Reading Journal 2

This text highlights the complexity of identity and challenges the normalcy of binary systems. It also shares the importance of being aware of our own biases and prejudices.  One concept I would like to highlight from the text is on Class. When the text states, “Contrary to the fact that white women as a group are the largest recipients of welfare.” It unveils the misleading narrative that Black people and P.O.C are the main groups that utilize government assistant. This adverse narrative paints minorities as weak, incapable, lazy, and inferior and it also keeps us in a state of oppression. In the literary element “The Danger of a Single Story” by Chimamanda Ngozi Adichie ignites awareness of social ignorance to other cultural values and moral obligation that differs from our own.
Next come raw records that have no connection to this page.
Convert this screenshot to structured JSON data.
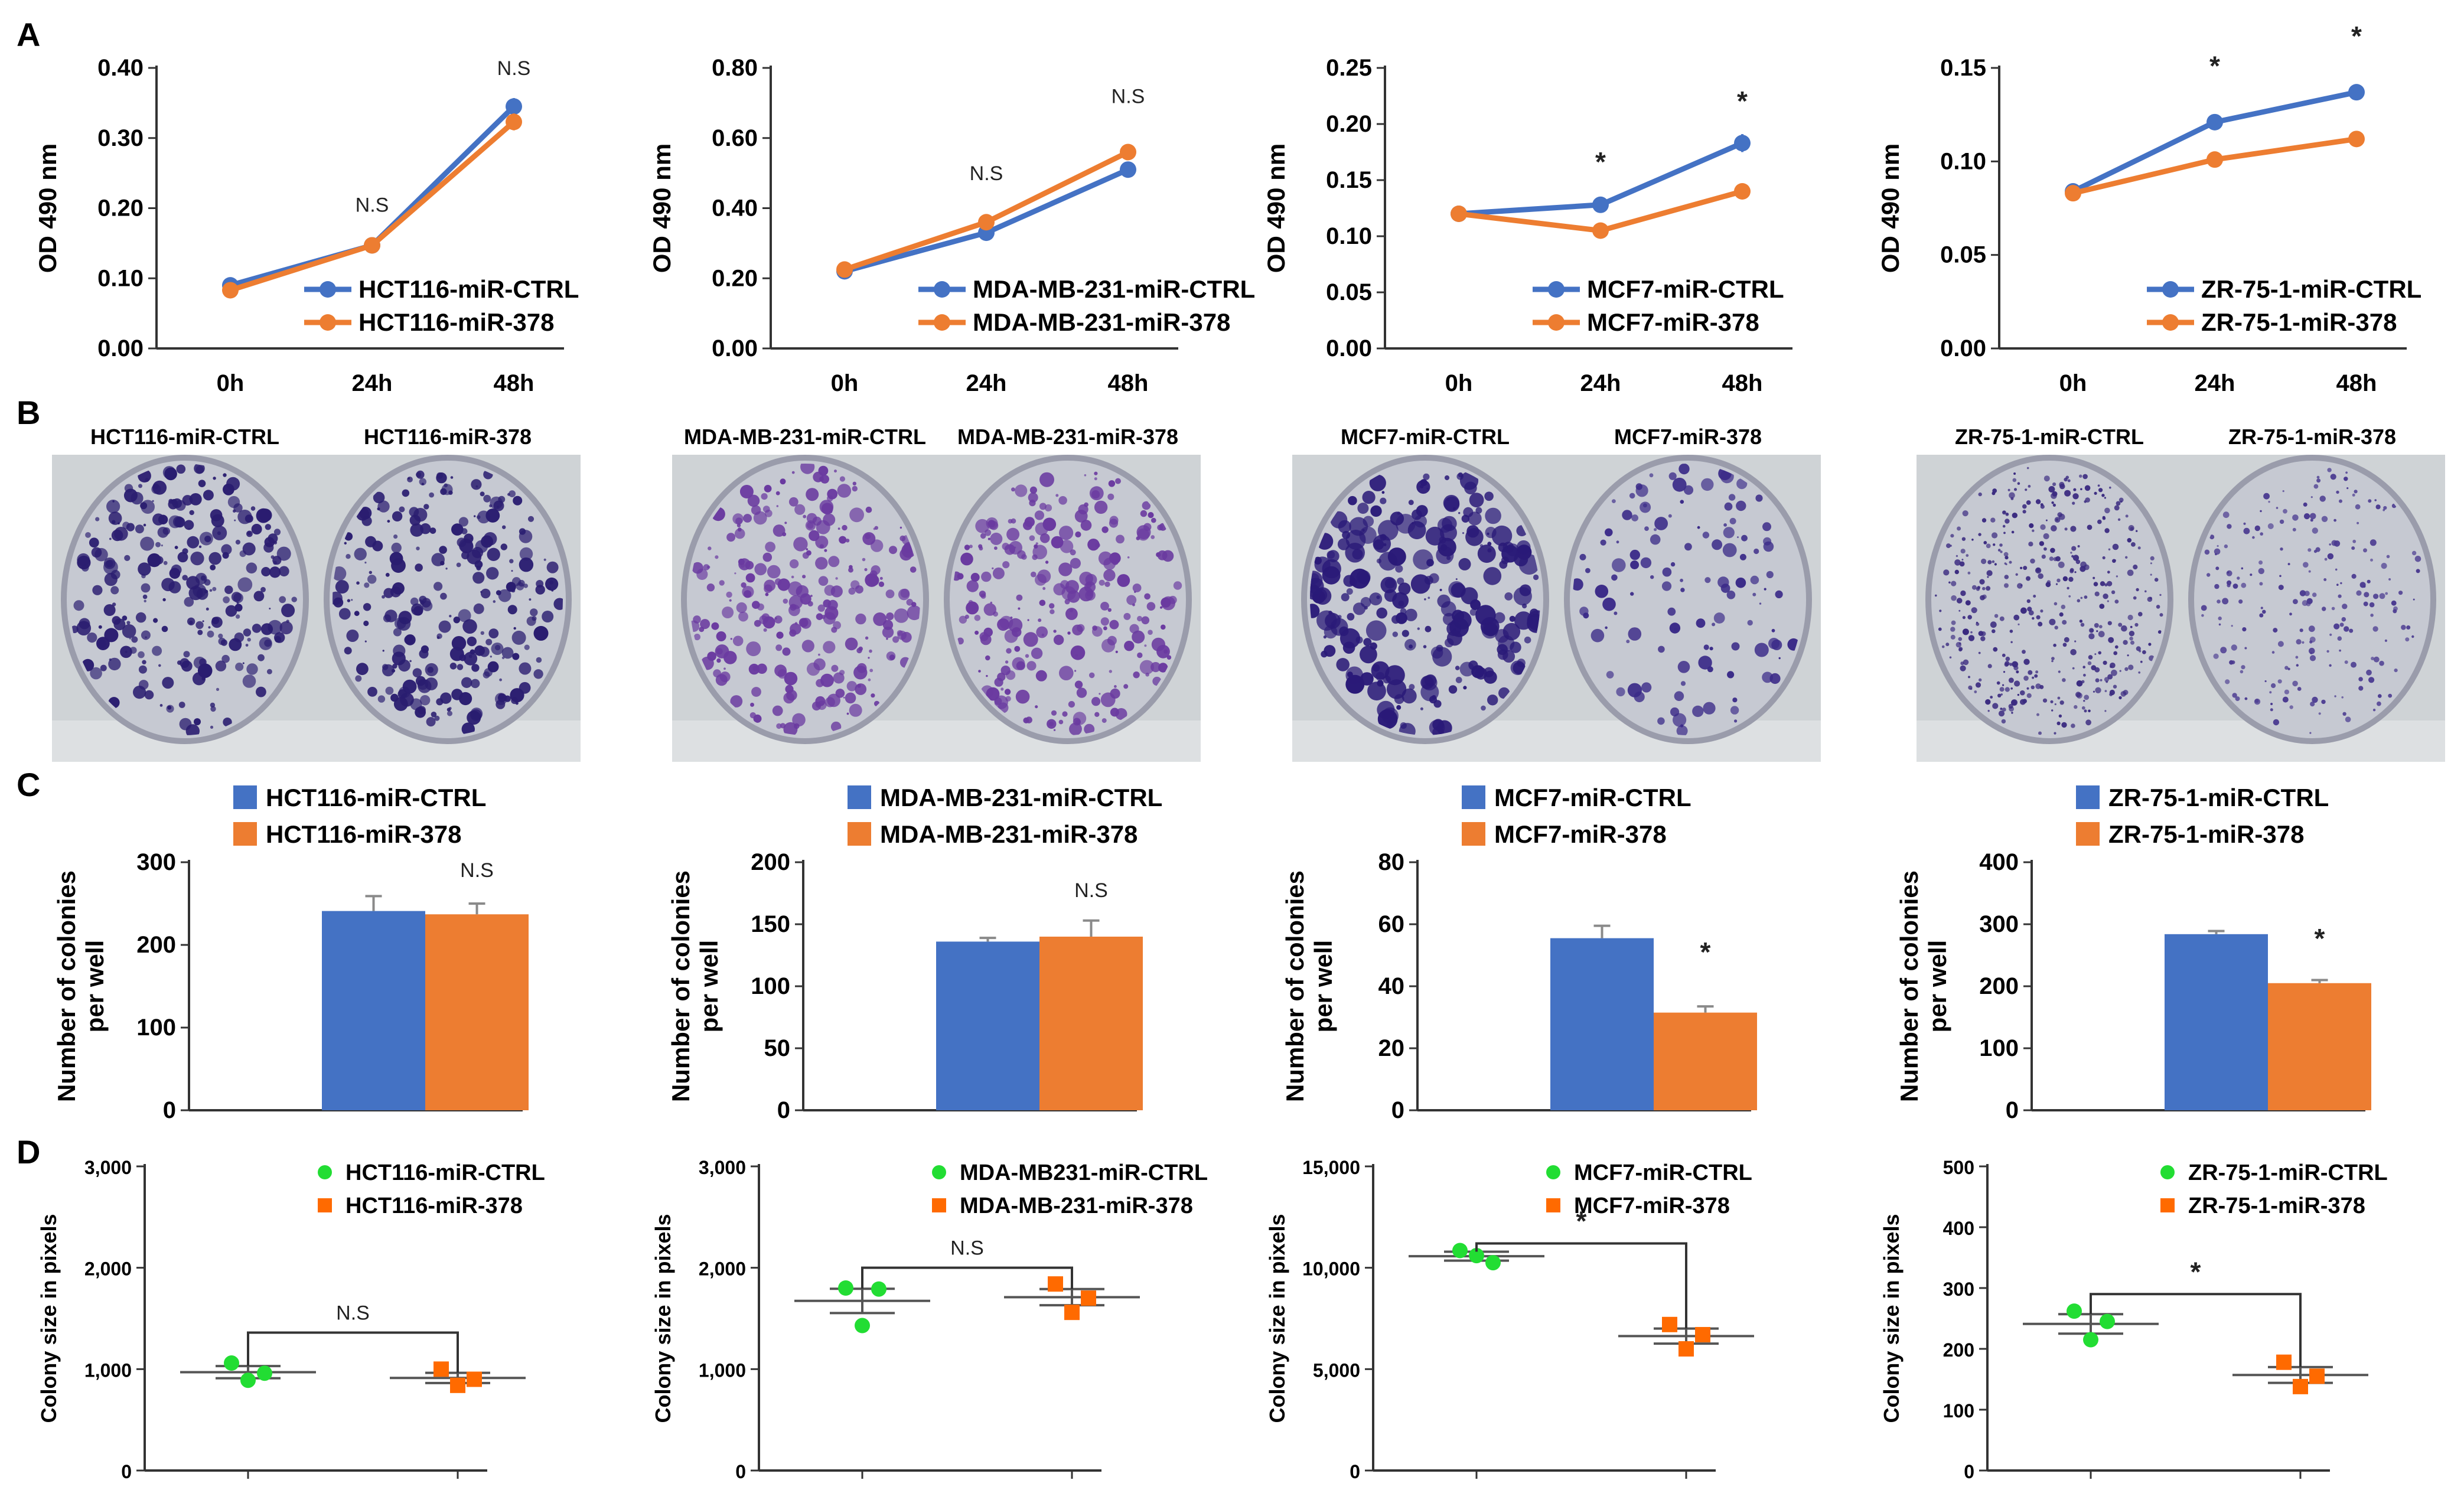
{
  "panel_letters": [
    "A",
    "B",
    "C",
    "D"
  ],
  "chart_data": [
    {
      "type": "line",
      "panel": "A",
      "title": "",
      "xlabel": "",
      "ylabel": "OD 490 nm",
      "categories": [
        "0h",
        "24h",
        "48h"
      ],
      "ylim": [
        0,
        0.4
      ],
      "yticks": [
        "0.00",
        "0.10",
        "0.20",
        "0.30",
        "0.40"
      ],
      "ytick_values": [
        0,
        0.1,
        0.2,
        0.3,
        0.4
      ],
      "series": [
        {
          "name": "HCT116-miR-CTRL",
          "color": "#4472c4",
          "values": [
            0.09,
            0.147,
            0.345
          ],
          "errors": [
            0.004,
            0.004,
            0.012
          ]
        },
        {
          "name": "HCT116-miR-378",
          "color": "#ed7d31",
          "values": [
            0.083,
            0.147,
            0.323
          ],
          "errors": [
            0.004,
            0.004,
            0.012
          ]
        }
      ],
      "annotations": [
        {
          "category": 1,
          "y": 0.195,
          "text": "N.S"
        },
        {
          "category": 2,
          "y": 0.39,
          "text": "N.S"
        }
      ],
      "legend": "bottom-right"
    },
    {
      "type": "line",
      "panel": "A",
      "title": "",
      "xlabel": "",
      "ylabel": "OD 490 nm",
      "categories": [
        "0h",
        "24h",
        "48h"
      ],
      "ylim": [
        0,
        0.8
      ],
      "yticks": [
        "0.00",
        "0.20",
        "0.40",
        "0.60",
        "0.80"
      ],
      "ytick_values": [
        0,
        0.2,
        0.4,
        0.6,
        0.8
      ],
      "series": [
        {
          "name": "MDA-MB-231-miR-CTRL",
          "color": "#4472c4",
          "values": [
            0.22,
            0.33,
            0.51
          ],
          "errors": [
            0.008,
            0.01,
            0.012
          ]
        },
        {
          "name": "MDA-MB-231-miR-378",
          "color": "#ed7d31",
          "values": [
            0.225,
            0.36,
            0.56
          ],
          "errors": [
            0.008,
            0.02,
            0.02
          ]
        }
      ],
      "annotations": [
        {
          "category": 1,
          "y": 0.48,
          "text": "N.S"
        },
        {
          "category": 2,
          "y": 0.7,
          "text": "N.S"
        }
      ],
      "legend": "bottom-right"
    },
    {
      "type": "line",
      "panel": "A",
      "title": "",
      "xlabel": "",
      "ylabel": "OD 490 nm",
      "categories": [
        "0h",
        "24h",
        "48h"
      ],
      "ylim": [
        0,
        0.25
      ],
      "yticks": [
        "0.00",
        "0.05",
        "0.10",
        "0.15",
        "0.20",
        "0.25"
      ],
      "ytick_values": [
        0,
        0.05,
        0.1,
        0.15,
        0.2,
        0.25
      ],
      "series": [
        {
          "name": "MCF7-miR-CTRL",
          "color": "#4472c4",
          "values": [
            0.12,
            0.128,
            0.183
          ],
          "errors": [
            0.004,
            0.004,
            0.008
          ]
        },
        {
          "name": "MCF7-miR-378",
          "color": "#ed7d31",
          "values": [
            0.12,
            0.105,
            0.14
          ],
          "errors": [
            0.004,
            0.004,
            0.006
          ]
        }
      ],
      "annotations": [
        {
          "category": 1,
          "y": 0.158,
          "text": "*"
        },
        {
          "category": 2,
          "y": 0.212,
          "text": "*"
        }
      ],
      "legend": "bottom-right"
    },
    {
      "type": "line",
      "panel": "A",
      "title": "",
      "xlabel": "",
      "ylabel": "OD 490 nm",
      "categories": [
        "0h",
        "24h",
        "48h"
      ],
      "ylim": [
        0,
        0.15
      ],
      "yticks": [
        "0.00",
        "0.05",
        "0.10",
        "0.15"
      ],
      "ytick_values": [
        0,
        0.05,
        0.1,
        0.15
      ],
      "series": [
        {
          "name": "ZR-75-1-miR-CTRL",
          "color": "#4472c4",
          "values": [
            0.084,
            0.121,
            0.137
          ],
          "errors": [
            0.002,
            0.002,
            0.002
          ]
        },
        {
          "name": "ZR-75-1-miR-378",
          "color": "#ed7d31",
          "values": [
            0.083,
            0.101,
            0.112
          ],
          "errors": [
            0.002,
            0.002,
            0.004
          ]
        }
      ],
      "annotations": [
        {
          "category": 1,
          "y": 0.146,
          "text": "*"
        },
        {
          "category": 2,
          "y": 0.162,
          "text": "*"
        }
      ],
      "legend": "bottom-right"
    },
    {
      "type": "bar",
      "panel": "C",
      "title": "",
      "xlabel": "",
      "ylabel": "Number of colonies per well",
      "categories": [
        ""
      ],
      "ylim": [
        0,
        300
      ],
      "yticks": [
        "0",
        "100",
        "200",
        "300"
      ],
      "ytick_values": [
        0,
        100,
        200,
        300
      ],
      "series": [
        {
          "name": "HCT116-miR-CTRL",
          "color": "#4472c4",
          "values": [
            241
          ],
          "errors": [
            18
          ]
        },
        {
          "name": "HCT116-miR-378",
          "color": "#ed7d31",
          "values": [
            237
          ],
          "errors": [
            13
          ]
        }
      ],
      "annotation": {
        "text": "N.S",
        "y": 282
      },
      "legend": "top-left"
    },
    {
      "type": "bar",
      "panel": "C",
      "title": "",
      "xlabel": "",
      "ylabel": "Number of colonies per well",
      "categories": [
        ""
      ],
      "ylim": [
        0,
        200
      ],
      "yticks": [
        "0",
        "50",
        "100",
        "150",
        "200"
      ],
      "ytick_values": [
        0,
        50,
        100,
        150,
        200
      ],
      "series": [
        {
          "name": "MDA-MB-231-miR-CTRL",
          "color": "#4472c4",
          "values": [
            136
          ],
          "errors": [
            3
          ]
        },
        {
          "name": "MDA-MB-231-miR-378",
          "color": "#ed7d31",
          "values": [
            140
          ],
          "errors": [
            13
          ]
        }
      ],
      "annotation": {
        "text": "N.S",
        "y": 172
      },
      "legend": "top-left"
    },
    {
      "type": "bar",
      "panel": "C",
      "title": "",
      "xlabel": "",
      "ylabel": "Number of colonies per well",
      "categories": [
        ""
      ],
      "ylim": [
        0,
        80
      ],
      "yticks": [
        "0",
        "20",
        "40",
        "60",
        "80"
      ],
      "ytick_values": [
        0,
        20,
        40,
        60,
        80
      ],
      "series": [
        {
          "name": "MCF7-miR-CTRL",
          "color": "#4472c4",
          "values": [
            55.5
          ],
          "errors": [
            4
          ]
        },
        {
          "name": "MCF7-miR-378",
          "color": "#ed7d31",
          "values": [
            31.5
          ],
          "errors": [
            2
          ]
        }
      ],
      "annotation": {
        "text": "*",
        "y": 48
      },
      "legend": "top-left"
    },
    {
      "type": "bar",
      "panel": "C",
      "title": "",
      "xlabel": "",
      "ylabel": "Number of colonies per well",
      "categories": [
        ""
      ],
      "ylim": [
        0,
        400
      ],
      "yticks": [
        "0",
        "100",
        "200",
        "300",
        "400"
      ],
      "ytick_values": [
        0,
        100,
        200,
        300,
        400
      ],
      "series": [
        {
          "name": "ZR-75-1-miR-CTRL",
          "color": "#4472c4",
          "values": [
            284
          ],
          "errors": [
            5
          ]
        },
        {
          "name": "ZR-75-1-miR-378",
          "color": "#ed7d31",
          "values": [
            205
          ],
          "errors": [
            5
          ]
        }
      ],
      "annotation": {
        "text": "*",
        "y": 262
      },
      "legend": "top-left"
    },
    {
      "type": "scatter",
      "panel": "D",
      "title": "",
      "xlabel": "",
      "ylabel": "Colony size in pixels",
      "ylim": [
        0,
        3000
      ],
      "yticks": [
        "0",
        "1,000",
        "2,000",
        "3,000"
      ],
      "ytick_values": [
        0,
        1000,
        2000,
        3000
      ],
      "groups": [
        {
          "name": "HCT116-miR-CTRL",
          "color": "#22dd33",
          "marker": "circle",
          "points": [
            1060,
            960,
            890
          ],
          "mean": 970,
          "sem": 60
        },
        {
          "name": "HCT116-miR-378",
          "color": "#ff6a00",
          "marker": "square",
          "points": [
            1000,
            900,
            840
          ],
          "mean": 913,
          "sem": 50
        }
      ],
      "bracket_y": 1360,
      "significance": "N.S",
      "legend": "top-right"
    },
    {
      "type": "scatter",
      "panel": "D",
      "title": "",
      "xlabel": "",
      "ylabel": "Colony size in pixels",
      "ylim": [
        0,
        3000
      ],
      "yticks": [
        "0",
        "1,000",
        "2,000",
        "3,000"
      ],
      "ytick_values": [
        0,
        1000,
        2000,
        3000
      ],
      "groups": [
        {
          "name": "MDA-MB231-miR-CTRL",
          "color": "#22dd33",
          "marker": "circle",
          "points": [
            1800,
            1790,
            1430
          ],
          "mean": 1673,
          "sem": 120
        },
        {
          "name": "MDA-MB-231-miR-378",
          "color": "#ff6a00",
          "marker": "square",
          "points": [
            1840,
            1700,
            1560
          ],
          "mean": 1710,
          "sem": 80
        }
      ],
      "bracket_y": 2000,
      "significance": "N.S",
      "legend": "top-right"
    },
    {
      "type": "scatter",
      "panel": "D",
      "title": "",
      "xlabel": "",
      "ylabel": "Colony size in pixels",
      "ylim": [
        0,
        15000
      ],
      "yticks": [
        "0",
        "5,000",
        "10,000",
        "15,000"
      ],
      "ytick_values": [
        0,
        5000,
        10000,
        15000
      ],
      "groups": [
        {
          "name": "MCF7-miR-CTRL",
          "color": "#22dd33",
          "marker": "circle",
          "points": [
            10850,
            10250,
            10600
          ],
          "mean": 10570,
          "sem": 220
        },
        {
          "name": "MCF7-miR-378",
          "color": "#ff6a00",
          "marker": "square",
          "points": [
            7200,
            6700,
            6000
          ],
          "mean": 6630,
          "sem": 370
        }
      ],
      "bracket_y": 11200,
      "significance": "*",
      "legend": "top-right"
    },
    {
      "type": "scatter",
      "panel": "D",
      "title": "",
      "xlabel": "",
      "ylabel": "Colony size in pixels",
      "ylim": [
        0,
        500
      ],
      "yticks": [
        "0",
        "100",
        "200",
        "300",
        "400",
        "500"
      ],
      "ytick_values": [
        0,
        100,
        200,
        300,
        400,
        500
      ],
      "groups": [
        {
          "name": "ZR-75-1-miR-CTRL",
          "color": "#22dd33",
          "marker": "circle",
          "points": [
            262,
            245,
            215
          ],
          "mean": 241,
          "sem": 16
        },
        {
          "name": "ZR-75-1-miR-378",
          "color": "#ff6a00",
          "marker": "square",
          "points": [
            178,
            155,
            138
          ],
          "mean": 157,
          "sem": 13
        }
      ],
      "bracket_y": 290,
      "significance": "*",
      "legend": "top-right"
    }
  ],
  "colony_photos": [
    {
      "labels": [
        "HCT116-miR-CTRL",
        "HCT116-miR-378"
      ],
      "dish_colors": [
        "#2a1d70",
        "#2a1d70"
      ],
      "density": [
        "high",
        "high"
      ]
    },
    {
      "labels": [
        "MDA-MB-231-miR-CTRL",
        "MDA-MB-231-miR-378"
      ],
      "dish_colors": [
        "#6a3aa0",
        "#6a3aa0"
      ],
      "density": [
        "high",
        "high"
      ]
    },
    {
      "labels": [
        "MCF7-miR-CTRL",
        "MCF7-miR-378"
      ],
      "dish_colors": [
        "#2a1a78",
        "#3a2a88"
      ],
      "density": [
        "high",
        "medium"
      ]
    },
    {
      "labels": [
        "ZR-75-1-miR-CTRL",
        "ZR-75-1-miR-378"
      ],
      "dish_colors": [
        "#3a2a80",
        "#4a3a90"
      ],
      "density": [
        "fine",
        "sparse"
      ]
    }
  ]
}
It also places importance on one’s individual truth and story, most importantly it challenges us to start the narrative of a story with “secondly”. This is to imply that there is more to the story than what has been told and manipulated in favor of the storyteller.

Another concept I would like to highlight is the sex/gender/sexuality system notion.  When the text states, “Because “mothering” is not seen as work, but as a woman’s “natural” behavior, she is not compensated in a way that reflects how difficult the work is.” It raises the awareness of the socially imposed relationship between women and motherhood.  In the literary work, “Reason, Gender and Moral Theory”, Virginia Held dismantles the male perspective in philosophy when she states, “Women have been seen as emotional rather than rational beings, and thus is incapable of full moral personhood”. Held reveals the misogynistic views of philosophers and stoicism. She captures how women throughout history/philosophy were often portrayed as weak and incapable of being logical due to their “sentimental nature”.  I challenge this theory because it is declared and dismisses the complexities of womanhood. There are plenty of women who may not want to have children and are not compelled to become mothers or wives. There isn’t just one concept/ single story female gender/womanhood nor there a just one way of expressing it.

The third concept is Transgender and intersex. This has enlightened my understanding of boundaries placed on the human body. This concept reminded me of the literary work “Monster Culture” by Jefferey Jerome Cohen. Throughout the text, Cohen incorporates the monster’s desire to be interpreted and understood without placing it in a class that fits the status quo.